Sacramento City Unified is the only district in the region that remains on the state’s fiscal warning list, which officials attribute to a continued loss of students in future years. Enrollment in the K-12 district has fallen from about 53,000 in 2001-02 to 43,000 this year, numbers that exclude independent charter school enrollment, according to state and district data.
Banda noted that the decline that brought about last summer’s elementary school closures has not yet ended. “We don’t want to see the Sacramento school district continually decline and go below the 40,000 student mark,” he said.
In one case, Fruit Ridge Elementary School lost 400 students to a new Spanish immersion charter school two years before it closed in 2013.
To counteract steep competition from private schools and independent charters, Banda said, the Sacramento district has to be a better student draw.
“We’re going to have to make sure we’re very competitive with those around us,” he said. “We have charters that are taking kids. We have private schools that are taking our kids. Part of the approach for us will be (to ask), what are we doing now to maintain students we have now? What can we do to draw our kids back?”
Banda said that equality needs to be part of every budget and operational decision and that he will designate someone to ensure that occurs “so that when we’re making decisions about budget and staffing and programs, we’re mindful about impact.
“It becomes part of everything we do moving forward.”
Banda said he favors more frequent testing of students to guide instructional decision-making and views it as superior to “waiting until the end of the year” for more broad-brush state-mandated tests results.
“If we’re really going to monitor student progress … we need to actually be doing a lot more of the assessment piece,” he said. “ ... Do we need to reset? Are we really being strategic with ... our funding to get the results we need on behalf of children?”
Banda said also that the district “needs to make sure every school site is a hub for the community … that every school site has a welcoming environment for parents and the community,” continuing an outreach theme that he pursued in Seattle.
“Part of my 100-day entry plan will be get out into the community, hold regional meetings, talk about where we’re going and what we’re doing and give (parents) a chance to ask what concerns them the most about the education of their children.”

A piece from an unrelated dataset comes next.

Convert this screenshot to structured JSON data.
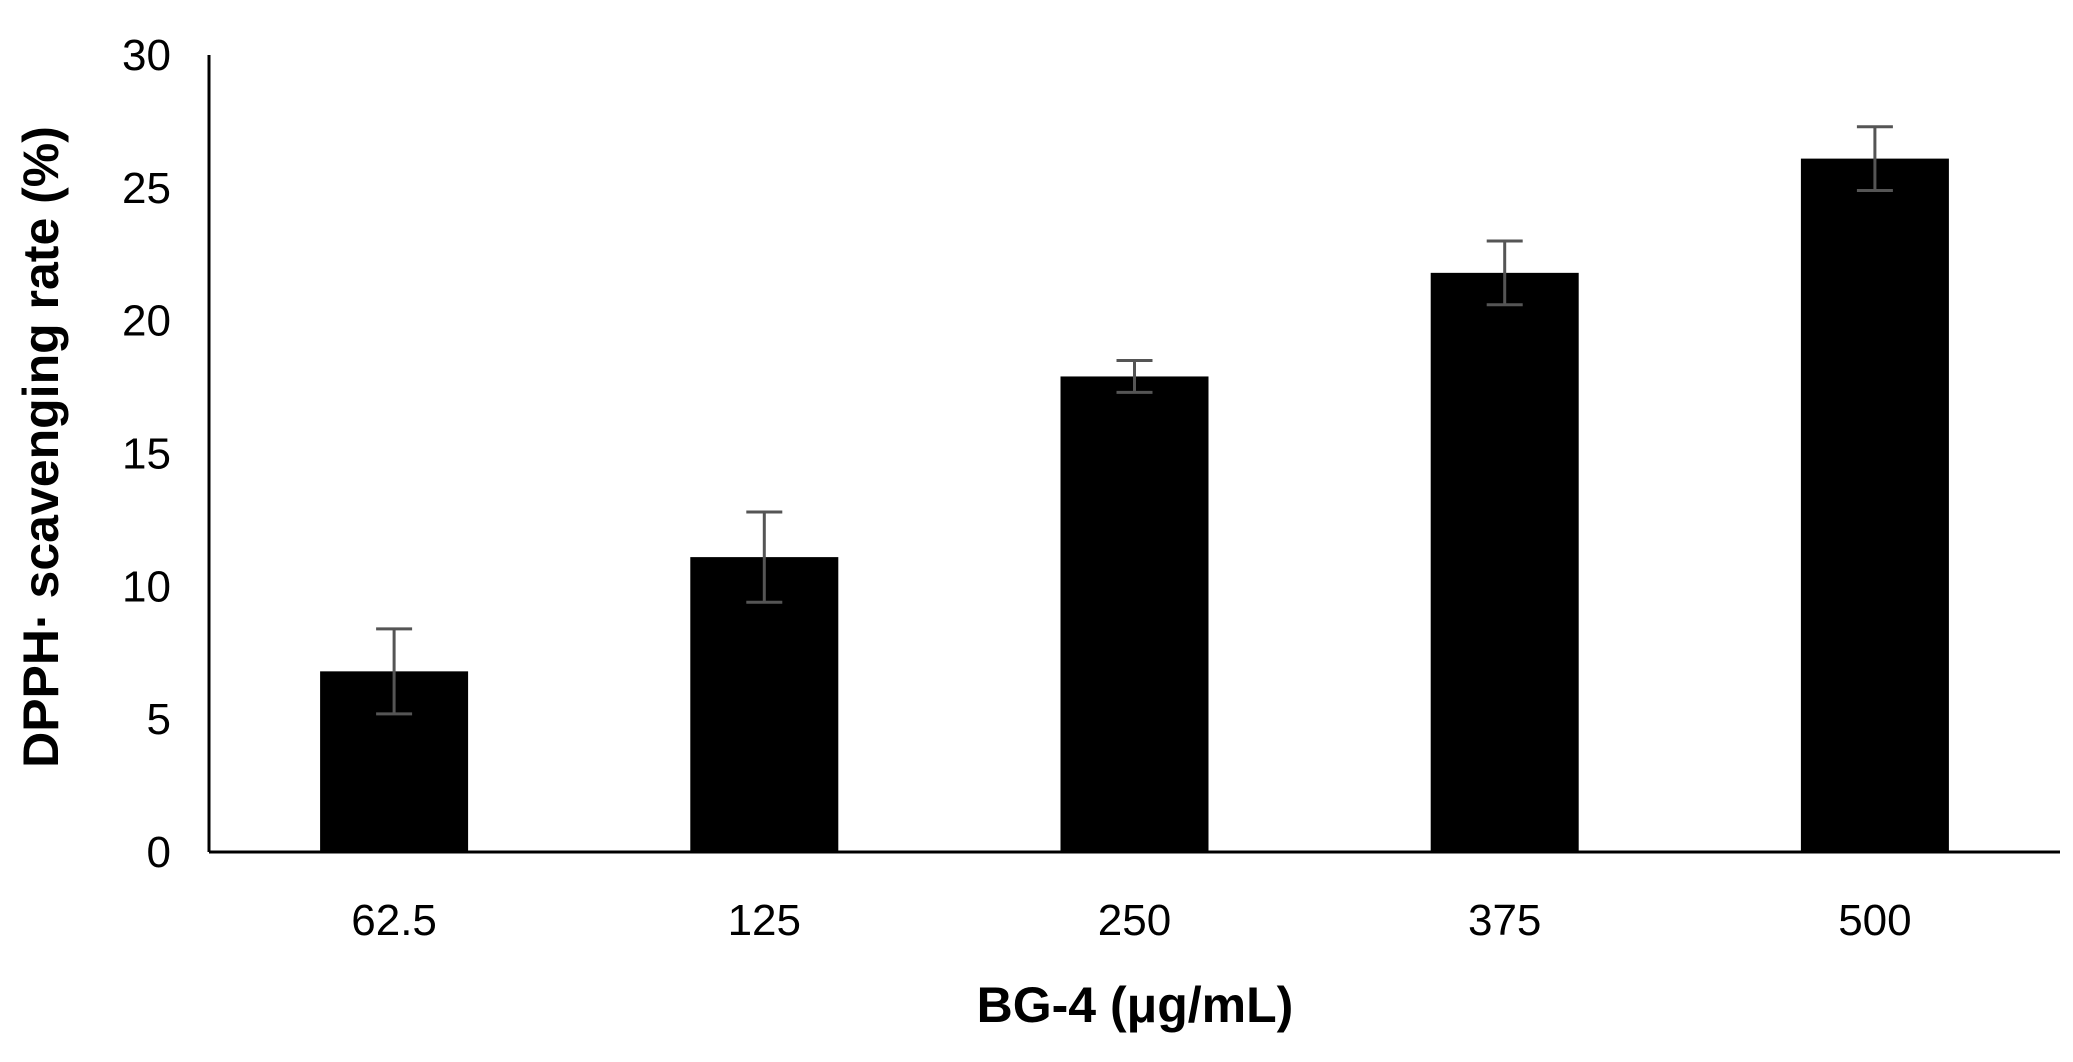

Only trustee Jay Hansen voted against Banda’s appointment. Hansen said Friday his first choice for the post was Sara Noguchi, who served as interim superintendent after Jonathan Raymond left in December. Hansen said she displayed commitment to the district and had done a “fantastic job.”
“I know that José will be a fine superintendent,” Hansen said. “He’s certainly qualified and there’s no doubt he’s got what it takes. I was looking for dynamism that I really thought (Noguchi) had.”
Raymond had a fractured relationship with the Sacramento City Teachers Association. The union resisted his “Priority Schools” plan that allowed principals to replace teachers at struggling campuses without regard for tenure, and it opposed his attempt to use test scores in teacher evaluations. Banda said he intends to sit down soon with SCTA.
“Meeting with our union partners is going to be very key, to sit down with them,” he said. “They are part of the 100-day plan.”